Known as a “street cardinal” for his help for the poor, Cardinal Zuppi’s emphasis on material poverty and equality has brought him close to Italian leftist politics — so much so that when Cardinal Zuppi’s appointment to the College of Cardinals was announced, the Italian media joked that the “chaplain” to Italy’s leading socialist party is to become a cardinal. 

As archbishop of Bologna, he has eulogized a far-left, pro-abortion Italian radical, and even incardinated into the Bologna Archdiocese a Communist priest who ran for a seat in the European Parliament. He is also remembered for writing the preface to Building a Bridge: How the Catholic Church and the LGBT Community Can Enter into a Relationship of Respect, Compassion, and Sensitivity, Jesuit Father James Martin’s controversial pro-LGBT book published in 2018. 

 

Sant’Egidio

For Magister, Sant’Egidio’s efforts to propel Cardinal Zuppi into the See of Peter are indisputable, partly generated by a growing discontent with Francis’ pontificate indicated in a book called La Chiesa brucia — Crisi e future del cristianesimo (The Church is Burning — Crises and the Future of Christianity) written by Sant’Egidio’s principal founder, Andrea Riccardi. 

The community has a highly influential lobby with extensive connections in the upper echelons of the Church. 

In an Oct. 12 column headlined “Conclave in Sight, Operation Sant’Egidio,” Magister noted how Sant’Egidio has been strategically distancing itself from this pontificate and increasing its — and Cardinal Zuppi’s — profile in recent months, most recently hosting an interreligious gathering at the Colosseum with a host of big names, including German Chancellor Angela Merkel. 

Cardinal Zuppi was the only cardinal to take part in the event, speaking on the subject of “Caring for Our Common Home” alongside the pro-population control member of the Pontifical Academy of Social Sciences, Jeffrey Sachs.

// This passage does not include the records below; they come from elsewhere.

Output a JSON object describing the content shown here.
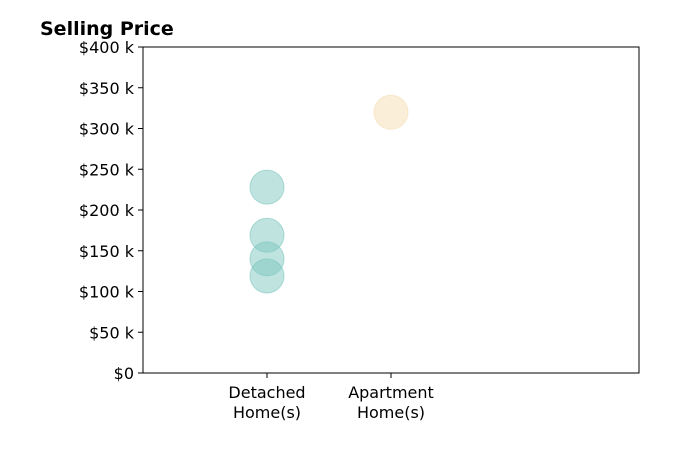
{
  "chart_data": {
    "type": "scatter",
    "title": "Selling Price",
    "xlabel": "",
    "ylabel": "",
    "categories": [
      "Detached\nHome(s)",
      "Apartment\nHome(s)"
    ],
    "x_range_slots": [
      -1,
      3
    ],
    "ylim": [
      0,
      400
    ],
    "y_ticks": [
      0,
      50,
      100,
      150,
      200,
      250,
      300,
      350,
      400
    ],
    "y_tick_labels": [
      "$0",
      "$50 k",
      "$100 k",
      "$150 k",
      "$200 k",
      "$250 k",
      "$300 k",
      "$350 k",
      "$400 k"
    ],
    "grid": false,
    "series": [
      {
        "category": "Detached\nHome(s)",
        "values": [
          228,
          169,
          140,
          119
        ],
        "color": "#7fc7c0"
      },
      {
        "category": "Apartment\nHome(s)",
        "values": [
          320
        ],
        "color": "#f5deb3"
      }
    ]
  }
}
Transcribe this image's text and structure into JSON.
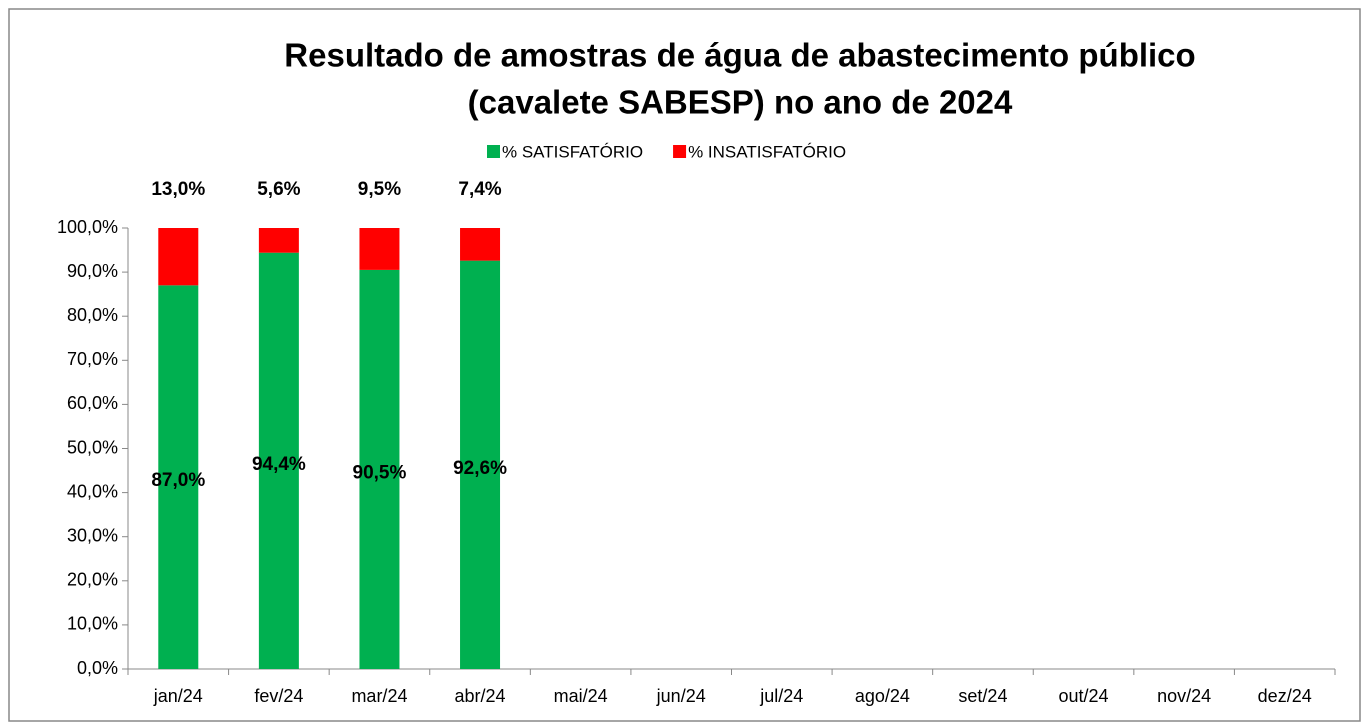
{
  "chart_data": {
    "type": "stacked_bar",
    "title": [
      "Resultado de amostras de água de abastecimento público",
      "(cavalete SABESP) no ano de 2024"
    ],
    "categories": [
      "jan/24",
      "fev/24",
      "mar/24",
      "abr/24",
      "mai/24",
      "jun/24",
      "jul/24",
      "ago/24",
      "set/24",
      "out/24",
      "nov/24",
      "dez/24"
    ],
    "series": [
      {
        "name": "% SATISFATÓRIO",
        "color": "#00b050",
        "values": [
          87.0,
          94.4,
          90.5,
          92.6,
          null,
          null,
          null,
          null,
          null,
          null,
          null,
          null
        ],
        "value_labels": [
          "87,0%",
          "94,4%",
          "90,5%",
          "92,6%",
          null,
          null,
          null,
          null,
          null,
          null,
          null,
          null
        ]
      },
      {
        "name": "% INSATISFATÓRIO",
        "color": "#ff0000",
        "values": [
          13.0,
          5.6,
          9.5,
          7.4,
          null,
          null,
          null,
          null,
          null,
          null,
          null,
          null
        ],
        "value_labels": [
          "13,0%",
          "5,6%",
          "9,5%",
          "7,4%",
          null,
          null,
          null,
          null,
          null,
          null,
          null,
          null
        ]
      }
    ],
    "ylim": [
      0,
      100
    ],
    "yticks": [
      {
        "value": 0,
        "label": "0,0%"
      },
      {
        "value": 10,
        "label": "10,0%"
      },
      {
        "value": 20,
        "label": "20,0%"
      },
      {
        "value": 30,
        "label": "30,0%"
      },
      {
        "value": 40,
        "label": "40,0%"
      },
      {
        "value": 50,
        "label": "50,0%"
      },
      {
        "value": 60,
        "label": "60,0%"
      },
      {
        "value": 70,
        "label": "70,0%"
      },
      {
        "value": 80,
        "label": "80,0%"
      },
      {
        "value": 90,
        "label": "90,0%"
      },
      {
        "value": 100,
        "label": "100,0%"
      }
    ],
    "legend": "top",
    "grid": false
  }
}
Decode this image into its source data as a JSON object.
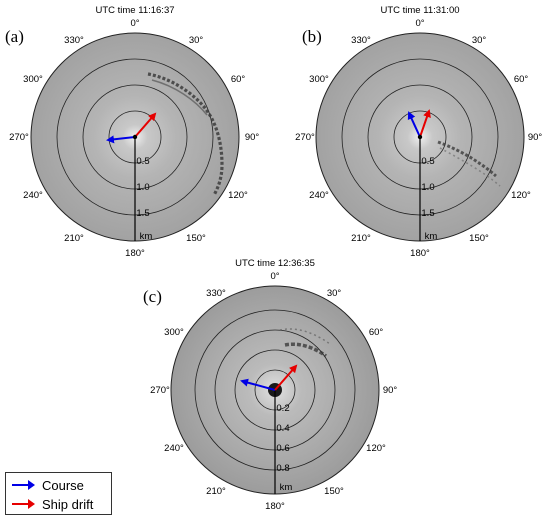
{
  "panels": [
    {
      "letter": "(a)",
      "title": "UTC time 11:16:37",
      "bearing_labels": [
        "0°",
        "30°",
        "60°",
        "90°",
        "120°",
        "150°",
        "180°",
        "210°",
        "240°",
        "270°",
        "300°",
        "330°"
      ],
      "range_labels": [
        "0.5",
        "1.0",
        "1.5"
      ],
      "range_unit": "km",
      "course_deg": 265,
      "drift_deg": 40
    },
    {
      "letter": "(b)",
      "title": "UTC time 11:31:00",
      "bearing_labels": [
        "0°",
        "30°",
        "60°",
        "90°",
        "120°",
        "150°",
        "180°",
        "210°",
        "240°",
        "270°",
        "300°",
        "330°"
      ],
      "range_labels": [
        "0.5",
        "1.0",
        "1.5"
      ],
      "range_unit": "km",
      "course_deg": 340,
      "drift_deg": 20
    },
    {
      "letter": "(c)",
      "title": "UTC time 12:36:35",
      "bearing_labels": [
        "0°",
        "30°",
        "60°",
        "90°",
        "120°",
        "150°",
        "180°",
        "210°",
        "240°",
        "270°",
        "300°",
        "330°"
      ],
      "range_labels": [
        "0.2",
        "0.4",
        "0.6",
        "0.8"
      ],
      "range_unit": "km",
      "course_deg": 285,
      "drift_deg": 40
    }
  ],
  "legend": {
    "course_label": "Course",
    "course_color": "#0000e6",
    "drift_label": "Ship drift",
    "drift_color": "#e60000"
  }
}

During the conclaves of 1978, 2005 and 2013, “the men of Sant’Egidio tried to steer the outcome” but “each time without success,” Magister recalled — perhaps because in raising a favored candidate’s profile, they pushed him too hard and too fast and the cardinal electors became suspicious. As the famous Rome saying goes, “He who enters the conclave as pope, leaves it as a cardinal.”